13 Section 203, subdivision (a), provides that if an employer fails to pay an
employee’s wages then the “the wages of the employee shall continue as a penalty from
the due date thereof at the same rate until paid or until an action therefor is commenced;
but the wages shall not continue for more than 30 days.”
Ozel terminated Freden’s employment on January 24, 2008. Freden filed her
original complaint on April 25, 2008. Thus, the 30-day limit would apply to the wait
time penalty. Freden earned $10 per hour plus commissions. The parties agree
Freden’s longest shifts lasted 11 hours and use the 11 hour shifts as a basis for arriving
at the sum of $6,916.80, e.g., $20.96 (highest rate of pay) x 11 hours (longest shift) x 30
days. We find this problematic because one of Freden’s time cards reflects she worked
for 11.5 hours on two occasions.
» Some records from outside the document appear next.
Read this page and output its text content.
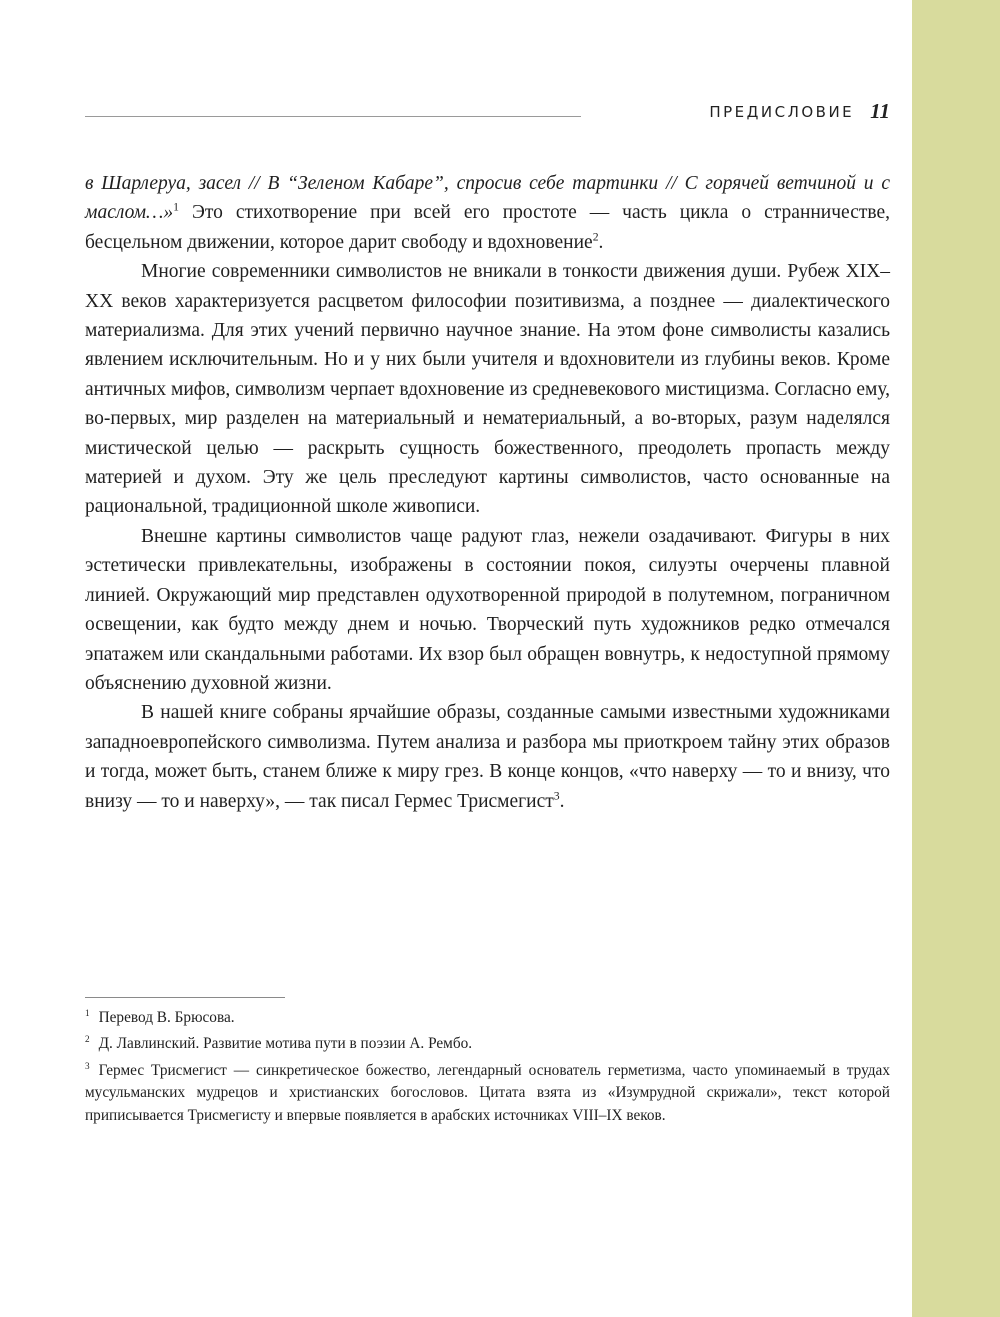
ПРЕДИСЛОВИЕ 11

в Шарлеруа, засел // В “Зеленом Кабаре”, спросив себе тартинки // С горячей ветчиной и с маслом…»$^1$ Это стихотворение при всей его простоте — часть цикла о странничестве, бесцельном движении, которое дарит свободу и вдохновение$^2$.

Многие современники символистов не вникали в тонкости движения души. Рубеж XIX–XX веков характеризуется расцветом философии позитивизма, а позднее — диалектического материализма. Для этих учений первично научное знание. На этом фоне символисты казались явлением исключительным. Но и у них были учителя и вдохновители из глубины веков. Кроме античных мифов, символизм черпает вдохновение из средневекового мистицизма. Согласно ему, во-первых, мир разделен на материальный и нематериальный, а во-вторых, разум наделялся мистической целью — раскрыть сущность божественного, преодолеть пропасть между материей и духом. Эту же цель преследуют картины символистов, часто основанные на рациональной, традиционной школе живописи.

Внешне картины символистов чаще радуют глаз, нежели озадачивают. Фигуры в них эстетически привлекательны, изображены в состоянии покоя, силуэты очерчены плавной линией. Окружающий мир представлен одухотворенной природой в полутемном, пограничном освещении, как будто между днем и ночью. Творческий путь художников редко отмечался эпатажем или скандальными работами. Их взор был обращен вовнутрь, к недоступной прямому объяснению духовной жизни.

В нашей книге собраны ярчайшие образы, созданные самыми известными художниками западноевропейского символизма. Путем анализа и разбора мы приоткроем тайну этих образов и тогда, может быть, станем ближе к миру грез. В конце концов, «что наверху — то и внизу, что внизу — то и наверху», — так писал Гермес Трисмегист$^3$.

$^1$ Перевод В. Брюсова.

$^2$ Д. Лавлинский. Развитие мотива пути в поэзии А. Рембо.

$^3$ Гермес Трисмегист — синкретическое божество, легендарный основатель герметизма, часто упоминаемый в трудах мусульманских мудрецов и христианских богословов. Цитата взята из «Изумрудной скрижали», текст которой приписывается Трисмегисту и впервые появляется в арабских источниках VIII–IX веков.
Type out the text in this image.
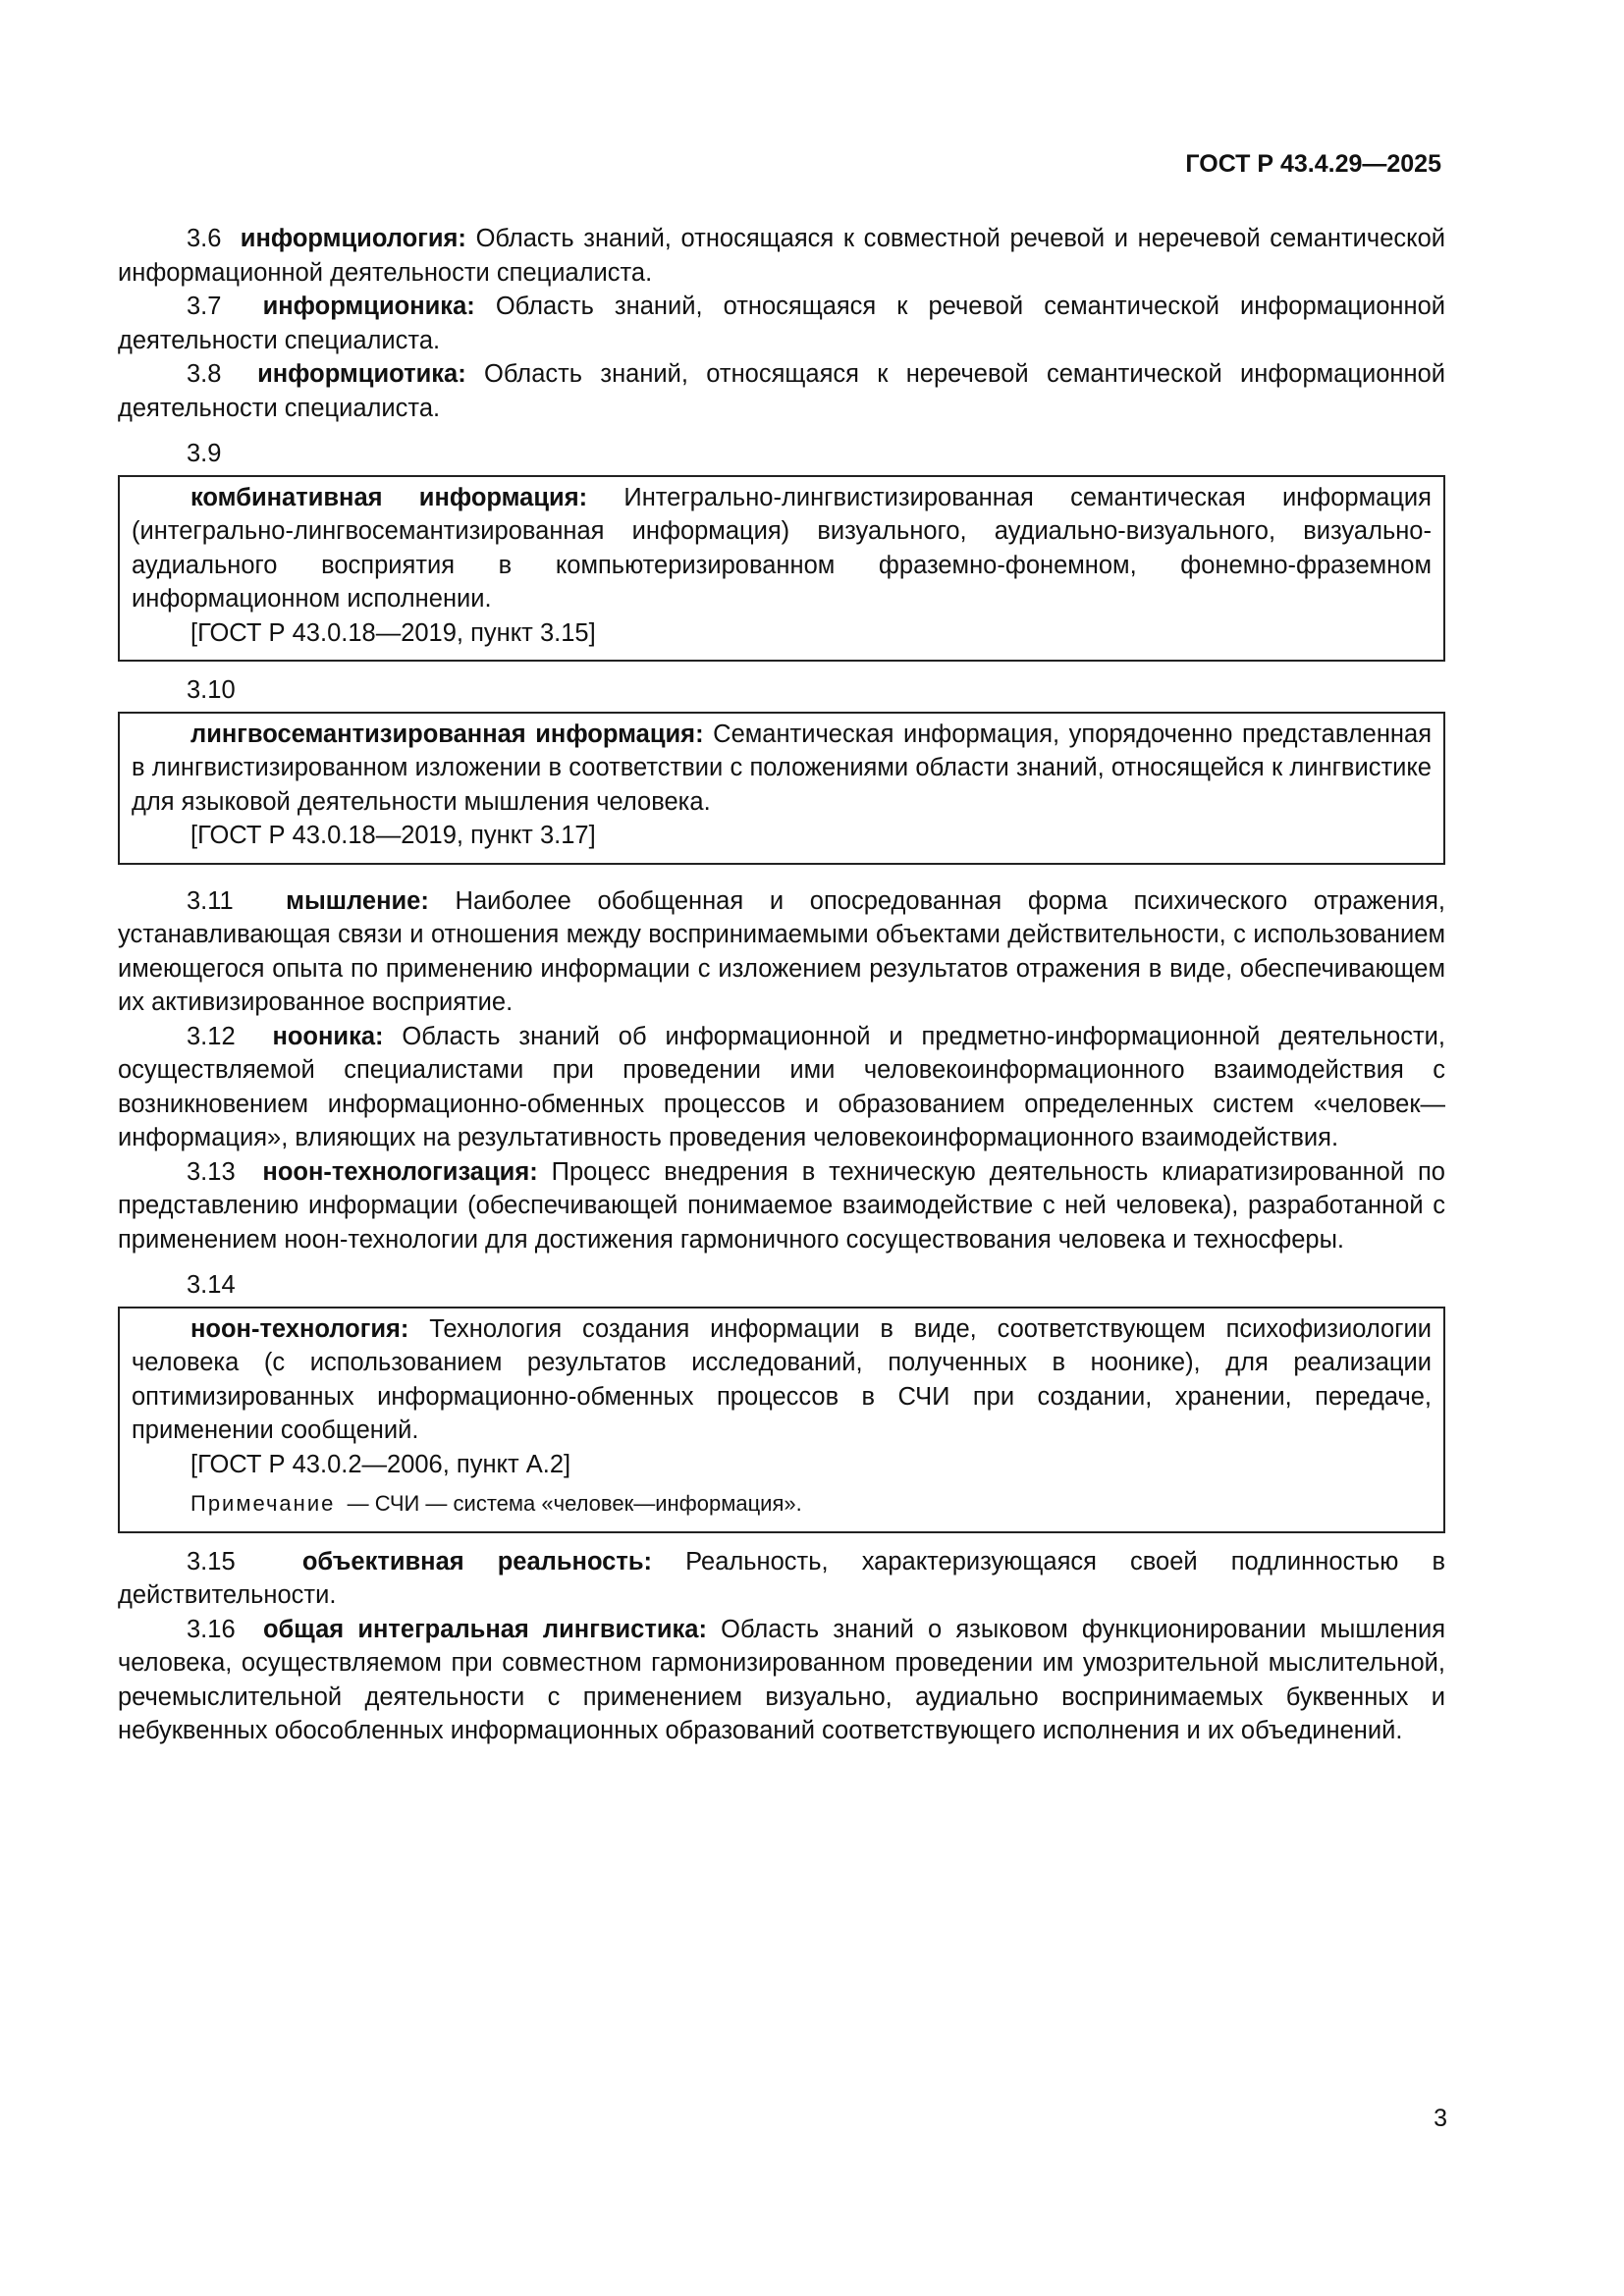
ГОСТ Р 43.4.29—2025

3.6 информциология: Область знаний, относящаяся к совместной речевой и неречевой семантической информационной деятельности специалиста.

3.7 информционика: Область знаний, относящаяся к речевой семантической информационной деятельности специалиста.

3.8 информциотика: Область знаний, относящаяся к неречевой семантической информационной деятельности специалиста.

3.9

комбинативная информация: Интегрально-лингвистизированная семантическая информация (интегрально-лингвосемантизированная информация) визуального, аудиально-визуального, визуально-аудиального восприятия в компьютеризированном фраземно-фонемном, фонемно-фраземном информационном исполнении.

[ГОСТ Р 43.0.18—2019, пункт 3.15]

3.10

лингвосемантизированная информация: Семантическая информация, упорядоченно представленная в лингвистизированном изложении в соответствии с положениями области знаний, относящейся к лингвистике для языковой деятельности мышления человека.

[ГОСТ Р 43.0.18—2019, пункт 3.17]

3.11 мышление: Наиболее обобщенная и опосредованная форма психического отражения, устанавливающая связи и отношения между воспринимаемыми объектами действительности, с использованием имеющегося опыта по применению информации с изложением результатов отражения в виде, обеспечивающем их активизированное восприятие.

3.12 нооника: Область знаний об информационной и предметно-информационной деятельности, осуществляемой специалистами при проведении ими человекоинформационного взаимодействия с возникновением информационно-обменных процессов и образованием определенных систем «человек—информация», влияющих на результативность проведения человекоинформационного взаимодействия.

3.13 ноон-технологизация: Процесс внедрения в техническую деятельность клиаратизированной по представлению информации (обеспечивающей понимаемое взаимодействие с ней человека), разработанной с применением ноон-технологии для достижения гармоничного сосуществования человека и техносферы.

3.14

ноон-технология: Технология создания информации в виде, соответствующем психофизиологии человека (с использованием результатов исследований, полученных в ноонике), для реализации оптимизированных информационно-обменных процессов в СЧИ при создании, хранении, передаче, применении сообщений.

[ГОСТ Р 43.0.2—2006, пункт А.2]

Примечание — СЧИ — система «человек—информация».

3.15	объективная реальность: Реальность, характеризующаяся своей подлинностью в действительности.

3.16 общая интегральная лингвистика: Область знаний о языковом функционировании мышления человека, осуществляемом при совместном гармонизированном проведении им умозрительной мыслительной, речемыслительной деятельности с применением визуально, аудиально воспринимаемых буквенных и небуквенных обособленных информационных образований соответствующего исполнения и их объединений.

3
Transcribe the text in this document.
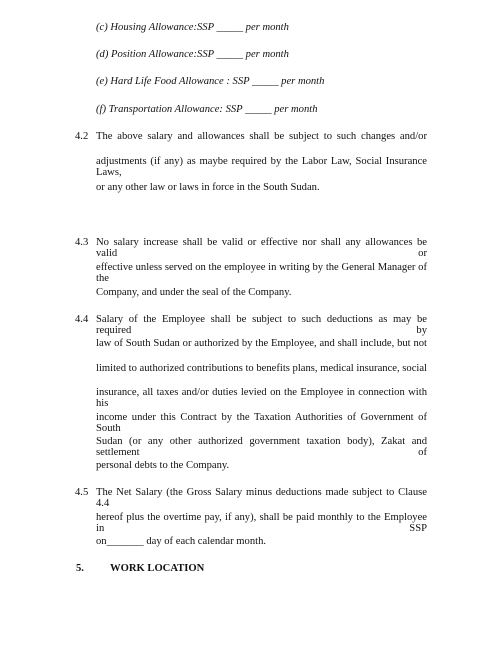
(c) Housing Allowance:SSP _____ per month
(d) Position Allowance:SSP _____ per month
(e) Hard Life Food Allowance : SSP _____ per month
(f) Transportation Allowance: SSP _____ per month
4.2 The above salary and allowances shall be subject to such changes and/or
adjustments (if any) as maybe required by the Labor Law, Social Insurance Laws,
or any other law or laws in force in the South Sudan.
4.3 No salary increase shall be valid or effective nor shall any allowances be valid or
effective unless served on the employee in writing by the General Manager of the
Company, and under the seal of the Company.
4.4 Salary of the Employee shall be subject to such deductions as may be required by
law of South Sudan or authorized by the Employee, and shall include, but not
limited to authorized contributions to benefits plans, medical insurance, social
insurance, all taxes and/or duties levied on the Employee in connection with his
income under this Contract by the Taxation Authorities of Government of South
Sudan (or any other authorized government taxation body), Zakat and settlement of
personal debts to the Company.
4.5 The Net Salary (the Gross Salary minus deductions made subject to Clause 4.4
hereof plus the overtime pay, if any), shall be paid monthly to the Employee in SSP
on_______ day of each calendar month.
5. WORK LOCATION
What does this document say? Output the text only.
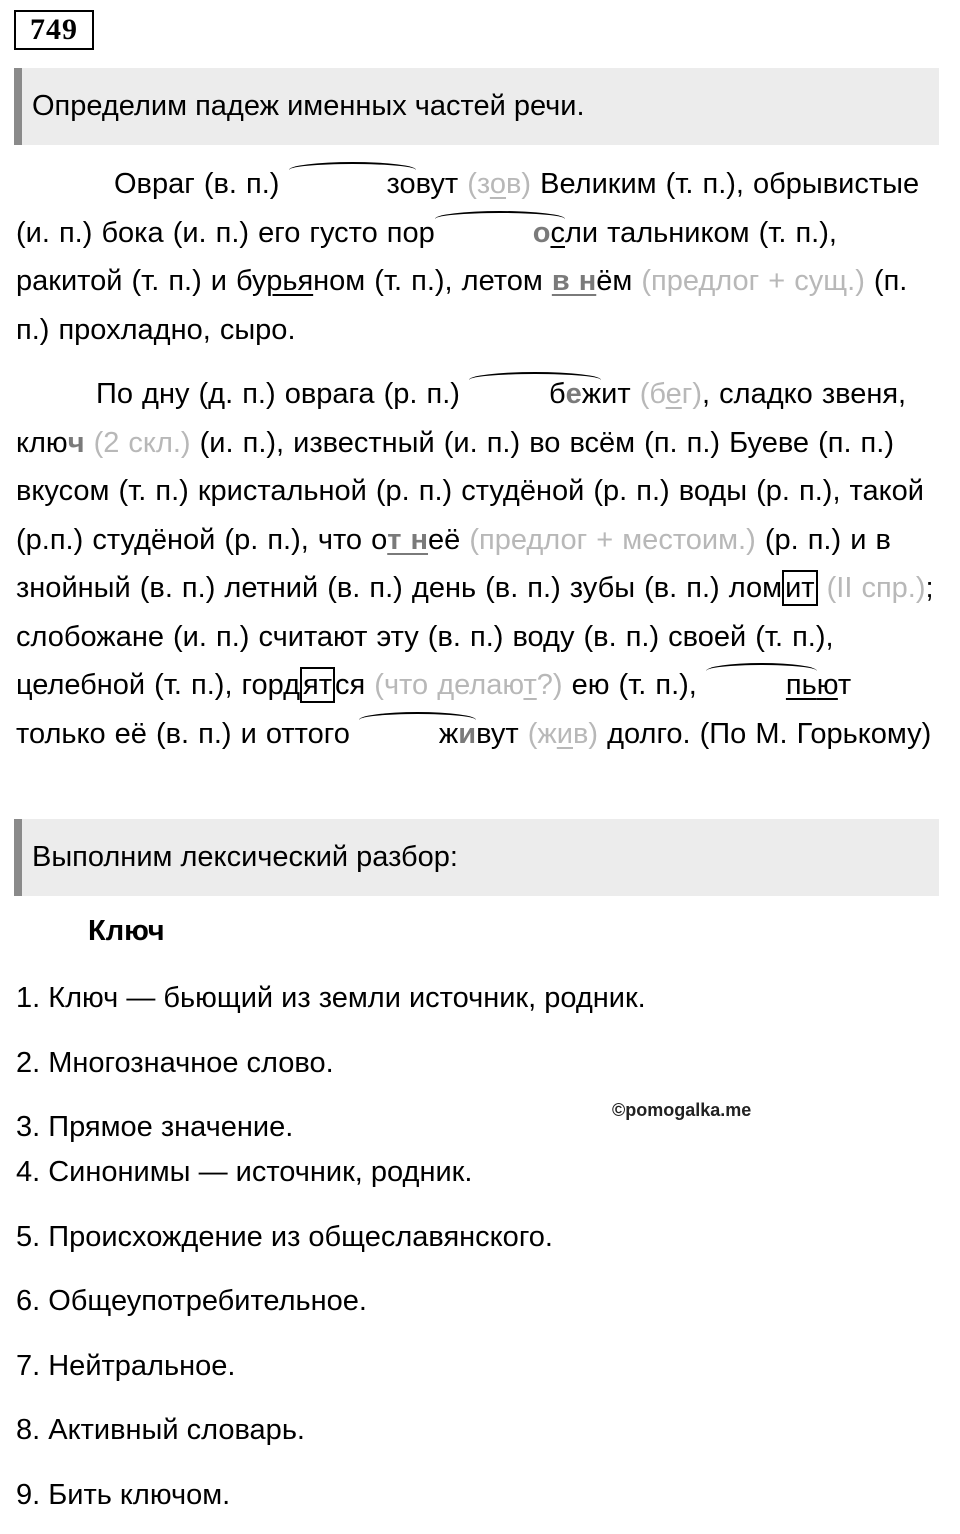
749
Определим падеж именных частей речи.

Овраг (в. п.)	зовут (зов) Великим (т. п.), обрывистые (и. п.) бока (и. п.) его густо пор	осли тальником (т. п.), ракитой (т. п.) и бурьяном (т. п.), летом в нём (предлог + сущ.) (п. п.) прохладно, сыро.

По дну (д. п.) оврага (р. п.)	бежит (бег), сладко звеня, ключ (2 скл.) (и. п.), известный (и. п.) во всём (п. п.) Буеве (п. п.) вкусом (т. п.) кристальной (р. п.) студёной (р. п.) воды (р. п.), такой (р.п.) студёной (р. п.), что от неё (предлог + местоим.) (р. п.) и в знойный (в. п.) летний (в. п.) день (в. п.) зубы (в. п.) лом ит (II спр.); слобожане (и. п.) считают эту (в. п.) воду (в. п.) своей (т. п.), целебной (т. п.), горд ят ся (что делают?) ею (т. п.),	пьют только её (в. п.) и оттого	живут (жив) долго. (По М. Горькому)

Выполним лексический разбор:

Ключ

1. Ключ — бьющий из земли источник, родник.

2. Многозначное слово.

3. Прямое значение.

4. Синонимы — источник, родник.

5. Происхождение из общеславянского.

6. Общеупотребительное.

7. Нейтральное.

8. Активный словарь.

9. Бить ключом.

©pomogalka.me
Tekin did not document Freden’s lunch breaks, so it is
unclear if a lunch break took place during the 11.5 hour shifts.
One of the 11.5 hour shifts allegedly occurred on Christmas Eve. Tekin testified
that Freden could not have worked for 11.5 hours on Christmas Eve, as she claimed on
her timecard, because she claimed to have worked until 10:00 p.m., but the store closed
at 6:00 p.m. Thus, it is unclear from the record exactly how many hours comprised
Freden’s longest shift. It is possible 11.5 hours was her longest shift, but it is also
possible the parties correctly agreed on 11 hours. Since we cannot be certain of how
many hours to use when calculating the wait time penalty, we will reverse this portion
of the award as well.
14 DISPOSITION2
The damages portion of the judgment is reversed. The trial court is directed to
hold a new trial on the issue of damages, unless prior to trial Freden consents to a
reduction of damages that the trial court determines to be fair and reasonable. (Code
Civ. Proc., § 662.5, subd. (a)(2).) In all other respects, the judgment is affirmed.
Appellant is awarded its costs on appeal.
NOT TO BE PUBLISHED IN OFFICIAL REPORTS
MILLER J.
We concur:
HOLLENHORST Acting P. J.
CODRINGTON J.
2 Abraham Tekin, also a defendant in the underlying case, did not file a brief at this court; and as he was not aggrieved by the judgment this appeal is final as to him as well.